L'objectif ? Constituer une base de données unique pour connaître au mieux les électeurs potentiels que les militants d'Obama vont ensuite cibler, par mail, sur Facebook ou à l'occasion d'un porte-à-porte à l'autre bout de l'Amérique. Et ajuster le message en fonction du profil de l'électeur ciblé.

"Quand vous faîtes du porte-à-porte pour Obama, si vous savez à l'avance, grâce aux données collectées en amont, que derrière la porte il y a un père de famille dont la femme milite contre l'avortement, qui a un permis de chasse, une arme et un 4x4, vous savez qu'il y a de bonnes chances pour que vous perdiez votre temps", explique à l'AFP Benoît Thieulin, l'ancien monsieur internet de Ségolène Royal en 2007 qui a écrit un rapport sur la campagne d'Obama sur internet en 2008 pour le think tank Terranova.

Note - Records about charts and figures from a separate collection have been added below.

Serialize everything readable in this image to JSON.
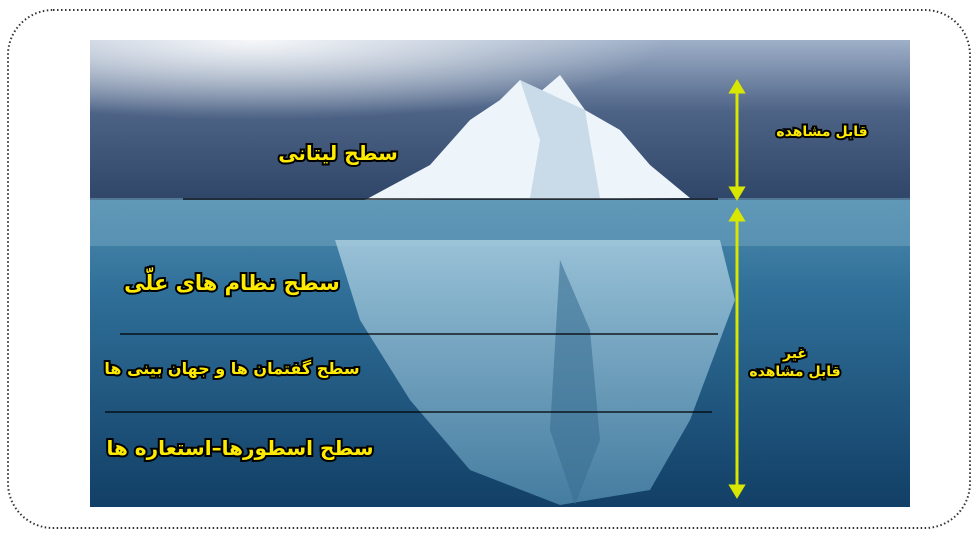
{
  "layers": [
    {
      "label": "سطح لیتانی"
    },
    {
      "label": "سطح نظام های علّی"
    },
    {
      "label": "سطح گفتمان ها و جهان بینی ها"
    },
    {
      "label": "سطح اسطورها–استعاره ها"
    }
  ],
  "visible": {
    "label": "قابل مشاهده"
  },
  "invisible": {
    "line1": "غیر",
    "line2": "قابل مشاهده"
  }
}
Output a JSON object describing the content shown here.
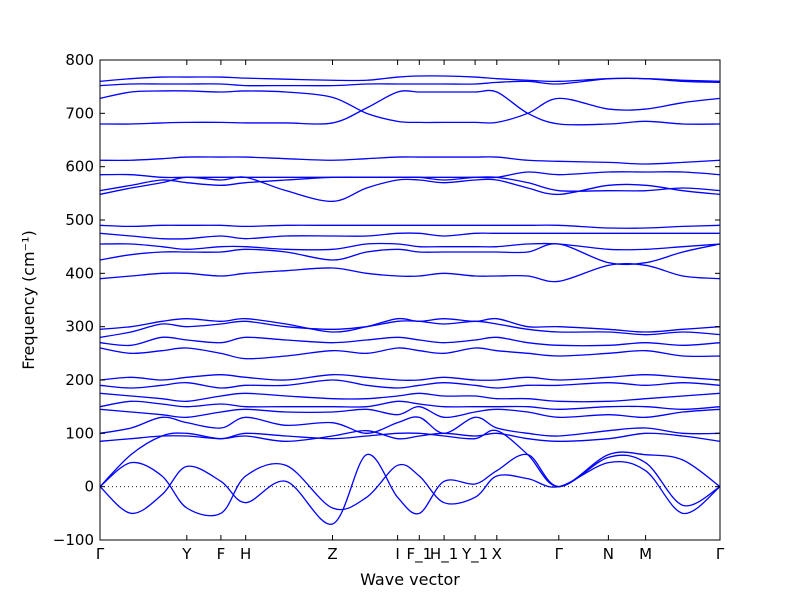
{
  "chart_data": {
    "type": "line",
    "title": "",
    "xlabel": "Wave vector",
    "ylabel": "Frequency (cm⁻¹)",
    "ylim": [
      -100,
      800
    ],
    "yticks": [
      -100,
      0,
      100,
      200,
      300,
      400,
      500,
      600,
      700,
      800
    ],
    "grid": false,
    "legend": "none",
    "color": "#0000ff",
    "xticks": [
      {
        "label": "Γ",
        "x": 0.0
      },
      {
        "label": "Y",
        "x": 1.4
      },
      {
        "label": "F",
        "x": 1.95
      },
      {
        "label": "H",
        "x": 2.35
      },
      {
        "label": "Z",
        "x": 3.75
      },
      {
        "label": "I",
        "x": 4.8
      },
      {
        "label": "F_1",
        "x": 5.15
      },
      {
        "label": "H_1",
        "x": 5.55
      },
      {
        "label": "Y_1",
        "x": 6.05
      },
      {
        "label": "X",
        "x": 6.4
      },
      {
        "label": "Γ",
        "x": 7.4
      },
      {
        "label": "N",
        "x": 8.2
      },
      {
        "label": "M",
        "x": 8.8
      },
      {
        "label": "Γ",
        "x": 10.0
      }
    ],
    "x": [
      0,
      0.5,
      1.0,
      1.4,
      1.95,
      2.35,
      3.0,
      3.75,
      4.3,
      4.8,
      5.15,
      5.55,
      6.05,
      6.4,
      6.9,
      7.4,
      8.2,
      8.8,
      9.4,
      10.0
    ],
    "series": [
      {
        "values": [
          0,
          -50,
          -15,
          38,
          10,
          -30,
          10,
          -70,
          60,
          -20,
          -50,
          10,
          5,
          30,
          60,
          0,
          55,
          45,
          -35,
          0
        ]
      },
      {
        "values": [
          0,
          45,
          20,
          -40,
          -50,
          20,
          40,
          -40,
          -20,
          40,
          20,
          -30,
          -20,
          20,
          15,
          0,
          45,
          30,
          -50,
          0
        ]
      },
      {
        "values": [
          0,
          60,
          95,
          100,
          90,
          100,
          95,
          90,
          95,
          100,
          100,
          95,
          90,
          105,
          60,
          0,
          60,
          60,
          50,
          0
        ]
      },
      {
        "values": [
          85,
          90,
          95,
          95,
          90,
          95,
          85,
          95,
          105,
          90,
          95,
          100,
          95,
          100,
          90,
          85,
          90,
          100,
          95,
          85
        ]
      },
      {
        "values": [
          100,
          110,
          130,
          120,
          110,
          130,
          115,
          120,
          100,
          120,
          130,
          100,
          130,
          110,
          100,
          95,
          105,
          110,
          100,
          100
        ]
      },
      {
        "values": [
          145,
          140,
          135,
          130,
          140,
          145,
          140,
          140,
          145,
          135,
          150,
          130,
          140,
          145,
          140,
          130,
          135,
          130,
          140,
          145
        ]
      },
      {
        "values": [
          150,
          160,
          155,
          150,
          155,
          150,
          150,
          150,
          150,
          160,
          155,
          150,
          150,
          150,
          150,
          145,
          150,
          150,
          145,
          150
        ]
      },
      {
        "values": [
          175,
          170,
          165,
          160,
          170,
          175,
          170,
          165,
          165,
          170,
          175,
          170,
          170,
          165,
          165,
          160,
          160,
          165,
          170,
          175
        ]
      },
      {
        "values": [
          190,
          185,
          190,
          195,
          185,
          190,
          190,
          200,
          190,
          185,
          190,
          195,
          190,
          185,
          190,
          190,
          195,
          190,
          195,
          190
        ]
      },
      {
        "values": [
          200,
          205,
          200,
          205,
          210,
          205,
          200,
          210,
          205,
          200,
          200,
          205,
          200,
          200,
          205,
          200,
          205,
          210,
          205,
          200
        ]
      },
      {
        "values": [
          260,
          250,
          255,
          260,
          250,
          240,
          245,
          255,
          250,
          260,
          255,
          250,
          260,
          255,
          250,
          245,
          250,
          255,
          245,
          245
        ]
      },
      {
        "values": [
          270,
          265,
          280,
          275,
          270,
          280,
          275,
          270,
          275,
          280,
          275,
          270,
          275,
          280,
          270,
          265,
          265,
          270,
          265,
          270
        ]
      },
      {
        "values": [
          280,
          290,
          305,
          300,
          305,
          310,
          300,
          295,
          300,
          310,
          310,
          305,
          310,
          305,
          295,
          290,
          290,
          285,
          290,
          285
        ]
      },
      {
        "values": [
          295,
          300,
          310,
          315,
          310,
          315,
          305,
          290,
          300,
          315,
          310,
          315,
          310,
          315,
          300,
          300,
          295,
          290,
          295,
          300
        ]
      },
      {
        "values": [
          390,
          395,
          400,
          400,
          395,
          400,
          405,
          410,
          400,
          395,
          395,
          400,
          395,
          395,
          395,
          385,
          415,
          415,
          395,
          390
        ]
      },
      {
        "values": [
          425,
          435,
          440,
          440,
          440,
          445,
          440,
          425,
          440,
          445,
          440,
          440,
          440,
          440,
          440,
          455,
          420,
          420,
          440,
          455
        ]
      },
      {
        "values": [
          455,
          455,
          450,
          445,
          450,
          450,
          445,
          445,
          455,
          455,
          450,
          450,
          450,
          450,
          455,
          455,
          445,
          445,
          450,
          455
        ]
      },
      {
        "values": [
          475,
          470,
          465,
          465,
          470,
          465,
          470,
          470,
          470,
          475,
          475,
          470,
          475,
          475,
          475,
          475,
          475,
          475,
          475,
          475
        ]
      },
      {
        "values": [
          490,
          488,
          490,
          490,
          490,
          488,
          490,
          490,
          490,
          490,
          490,
          490,
          490,
          490,
          490,
          490,
          485,
          485,
          488,
          490
        ]
      },
      {
        "values": [
          548,
          560,
          570,
          580,
          575,
          580,
          555,
          535,
          560,
          575,
          575,
          570,
          575,
          575,
          560,
          548,
          565,
          565,
          555,
          548
        ]
      },
      {
        "values": [
          555,
          565,
          575,
          570,
          565,
          570,
          575,
          580,
          580,
          580,
          580,
          575,
          580,
          580,
          570,
          555,
          555,
          555,
          560,
          555
        ]
      },
      {
        "values": [
          585,
          585,
          580,
          580,
          580,
          580,
          580,
          580,
          580,
          580,
          580,
          580,
          580,
          580,
          590,
          585,
          590,
          590,
          590,
          585
        ]
      },
      {
        "values": [
          612,
          612,
          615,
          618,
          618,
          618,
          615,
          612,
          615,
          618,
          618,
          618,
          618,
          618,
          612,
          610,
          608,
          605,
          608,
          612
        ]
      },
      {
        "values": [
          680,
          680,
          682,
          683,
          683,
          682,
          682,
          682,
          710,
          740,
          740,
          740,
          740,
          740,
          700,
          680,
          680,
          685,
          680,
          680
        ]
      },
      {
        "values": [
          728,
          740,
          742,
          742,
          740,
          742,
          740,
          730,
          700,
          685,
          683,
          683,
          683,
          683,
          700,
          728,
          708,
          708,
          720,
          728
        ]
      },
      {
        "values": [
          752,
          755,
          755,
          755,
          755,
          752,
          752,
          752,
          755,
          755,
          755,
          755,
          755,
          758,
          760,
          755,
          765,
          765,
          762,
          760
        ]
      },
      {
        "values": [
          760,
          765,
          768,
          768,
          768,
          766,
          764,
          762,
          762,
          768,
          770,
          770,
          768,
          765,
          762,
          760,
          765,
          765,
          760,
          758
        ]
      }
    ]
  }
}
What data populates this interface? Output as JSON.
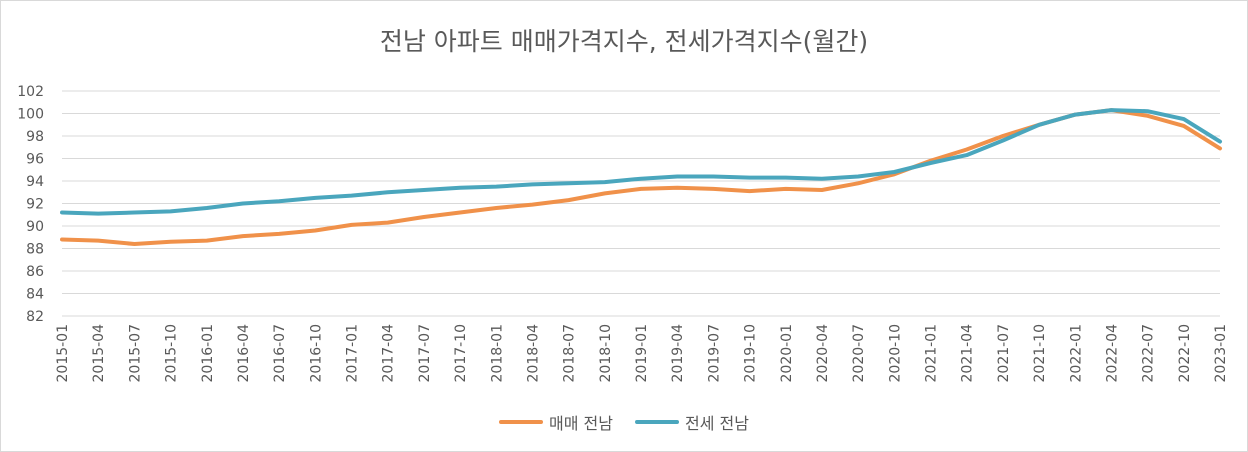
{
  "chart_data": {
    "type": "line",
    "title": "전남 아파트 매매가격지수, 전세가격지수(월간)",
    "ylim": [
      82,
      102
    ],
    "yticks": [
      82,
      84,
      86,
      88,
      90,
      92,
      94,
      96,
      98,
      100,
      102
    ],
    "xtick_labels": [
      "2015-01",
      "2015-04",
      "2015-07",
      "2015-10",
      "2016-01",
      "2016-04",
      "2016-07",
      "2016-10",
      "2017-01",
      "2017-04",
      "2017-07",
      "2017-10",
      "2018-01",
      "2018-04",
      "2018-07",
      "2018-10",
      "2019-01",
      "2019-04",
      "2019-07",
      "2019-10",
      "2020-01",
      "2020-04",
      "2020-07",
      "2020-10",
      "2021-01",
      "2021-04",
      "2021-07",
      "2021-10",
      "2022-01",
      "2022-04",
      "2022-07",
      "2022-10",
      "2023-01"
    ],
    "grid": true,
    "legend_position": "bottom",
    "series": [
      {
        "name": "매매 전남",
        "color": "#f0914a",
        "points": [
          [
            "2015-01",
            88.8
          ],
          [
            "2015-04",
            88.7
          ],
          [
            "2015-07",
            88.4
          ],
          [
            "2015-10",
            88.6
          ],
          [
            "2016-01",
            88.7
          ],
          [
            "2016-04",
            89.1
          ],
          [
            "2016-07",
            89.3
          ],
          [
            "2016-10",
            89.6
          ],
          [
            "2017-01",
            90.1
          ],
          [
            "2017-04",
            90.3
          ],
          [
            "2017-07",
            90.8
          ],
          [
            "2017-10",
            91.2
          ],
          [
            "2018-01",
            91.6
          ],
          [
            "2018-04",
            91.9
          ],
          [
            "2018-07",
            92.3
          ],
          [
            "2018-10",
            92.9
          ],
          [
            "2019-01",
            93.3
          ],
          [
            "2019-04",
            93.4
          ],
          [
            "2019-07",
            93.3
          ],
          [
            "2019-10",
            93.1
          ],
          [
            "2020-01",
            93.3
          ],
          [
            "2020-04",
            93.2
          ],
          [
            "2020-07",
            93.8
          ],
          [
            "2020-10",
            94.6
          ],
          [
            "2021-01",
            95.8
          ],
          [
            "2021-04",
            96.8
          ],
          [
            "2021-07",
            98.0
          ],
          [
            "2021-10",
            99.0
          ],
          [
            "2022-01",
            99.9
          ],
          [
            "2022-04",
            100.3
          ],
          [
            "2022-07",
            99.8
          ],
          [
            "2022-10",
            98.9
          ],
          [
            "2023-01",
            96.9
          ]
        ]
      },
      {
        "name": "전세 전남",
        "color": "#4aa6bd",
        "points": [
          [
            "2015-01",
            91.2
          ],
          [
            "2015-04",
            91.1
          ],
          [
            "2015-07",
            91.2
          ],
          [
            "2015-10",
            91.3
          ],
          [
            "2016-01",
            91.6
          ],
          [
            "2016-04",
            92.0
          ],
          [
            "2016-07",
            92.2
          ],
          [
            "2016-10",
            92.5
          ],
          [
            "2017-01",
            92.7
          ],
          [
            "2017-04",
            93.0
          ],
          [
            "2017-07",
            93.2
          ],
          [
            "2017-10",
            93.4
          ],
          [
            "2018-01",
            93.5
          ],
          [
            "2018-04",
            93.7
          ],
          [
            "2018-07",
            93.8
          ],
          [
            "2018-10",
            93.9
          ],
          [
            "2019-01",
            94.2
          ],
          [
            "2019-04",
            94.4
          ],
          [
            "2019-07",
            94.4
          ],
          [
            "2019-10",
            94.3
          ],
          [
            "2020-01",
            94.3
          ],
          [
            "2020-04",
            94.2
          ],
          [
            "2020-07",
            94.4
          ],
          [
            "2020-10",
            94.8
          ],
          [
            "2021-01",
            95.6
          ],
          [
            "2021-04",
            96.3
          ],
          [
            "2021-07",
            97.6
          ],
          [
            "2021-10",
            99.0
          ],
          [
            "2022-01",
            99.9
          ],
          [
            "2022-04",
            100.3
          ],
          [
            "2022-07",
            100.2
          ],
          [
            "2022-10",
            99.5
          ],
          [
            "2023-01",
            97.5
          ]
        ]
      }
    ]
  }
}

"Par contre si vous savez que c'est un professeur, qu'il milite pour les droits civiques et qu'il est hispanique, vous savez que ça vaut le coup d'aller le voir et que si vous lui envoyez un prof hispanique, il y a encore plus de chance de le convaincre d'aller voter" pour Obama, explique-t-il.

L'équipe de campagne de Barack Obama ne communique pas ou peu sur ses secrets de fabrication. Harper Reed, le responsable de cette base de données à Chicago a juste indiqué au site web du magazine Mother Jones que l'objectif de l'opération était de faire de la technologie un "multiplicateur de force".

"Cette année, l'enjeu ce sont les données. Et les données, Obama les a. Quand une course s'annonce aussi serrée que celle-ci, ce genre de petit avantage peut tout à fait faire la différence", a déclaré à Politico Andrew Rasiej, expert qui travaille sur les questions de technologies et démocratie.

"L'équipe d'Obama a mis au point des newsletters très spécialisées qui vous sont envoyées en fonction de votre situation géographique, des thèmes qui vous intéressent, du niveau de vos études", explique Amy Mitchell, directrice adjointe du centre de recherche sur le journalisme de l'institut Pew.

"L'équipe d'Obama cible très fort, celle de Romney est plus standardisée même s'ils viennent de prendre des mesures pour être un peu plus précis", dit-elle.

Sur Facebook, les républicains viennent par exemple de lancer l'application "Commit to Mitt" qui balaye le profil des amis de sympathisants pour sélectionner ceux qui sont le plus influents et proposer de leur envoyer un message, décrit le site Mashable. La réponse au projet Narval.